É claro que, muito provavelmente, o grande problema que separa esta (mera) possibilidade e a realidade (além, claro está, da concepção de cinema e do local ideal para ver cinema) serão os obstáculos de ordem legal, ou seja, até que ponto estariam salvaguardados os direitos de autor, embora o contrato celebrado com a acreditação pudesse, eventualmente, superar essa dúvida. Já diferente poderia ser o perigo de circulação da obra e a sua reprodução ilegal, ainda que uma sessão com IP individualmente codificado e unicamente para essa duração estrita pudesse ser uma alternativa.

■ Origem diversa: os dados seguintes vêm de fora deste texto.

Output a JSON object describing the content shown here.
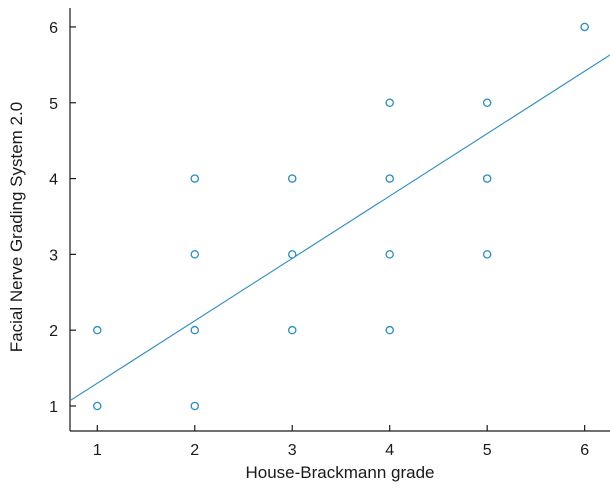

Vistas as coisas também do lado da oportunidade, um certame desta envergadura – o maior festival de cinema do mundo – alargado a uma escala mais vasta, na medida da abertura a um público bem mais vasto do que aquele que tradicionalmente acede às salas do festival, naturalmente pagando a sua parte, poderia tornar-se num negócio mais apetecível. Pelo menos, em vez da crise atual da dúvida de se fazer ou não o festival e em que moldes.

Por outro lado, imaginando a permanência de uma situação de pouca mobilidade, a possibilidade de realização das tradicionais conferências de imprensa tornar-se-ia possível através dos mesmos meios, bem como a possibilidade de realização de entrevistas – skype, video e/ou áudio.

Spike Lee, Presidente do Júri

Finalmente, numa versão pós pandemia, e retomado o formato habitual, parece-nos interessante que um festival pudesse igualmente sair do seu círculo geográfico (o espaço do festival) e, por que não, estender-se a salas selecionadas em diversos países que reproduzissem essas extensões conferindo um lado mais global a um evento que terá de forçosamente de encarar novos cenários. Enfim, seguramente uma sugestão por certo a motivar algum interesse, se bem que também uma acesa discussão.

Por outro lado, um festival como Cannes que, paradoxalmente, sempre teve uma política mais restritiva relativamente ao streaming até poderia ter aqui a oportunidade de se reinventar num mundo que parece estar preparado a adaptar-se ao século XXI. Uma coisa é certa, muito provavelmente, a próxima Palma de Ouro será, por todos os motivos, histórica.

Depois da Palma de Ouro do sul-coreano Bong Joon-ho, que de certa forma lançou as bases do confinamento, com o sensacional Parasitas, vencedor do Óscar de Melhor Filme e Realizador, entre inúmeros prémios, por certo todo o mercado oriental, ou seguramente mundial, estarão de olhos virados para a 73ª edição de Cannes como uma oportunidade. Bem como todo o resto do mundo.  Tal como Spike Lee, o Presidente do Júri. Uma coisa é certa, estamos convictos que a direção do Festival de Cannes será fiel à máxima do cineasta americano, ou seja, preparada para do the right thing.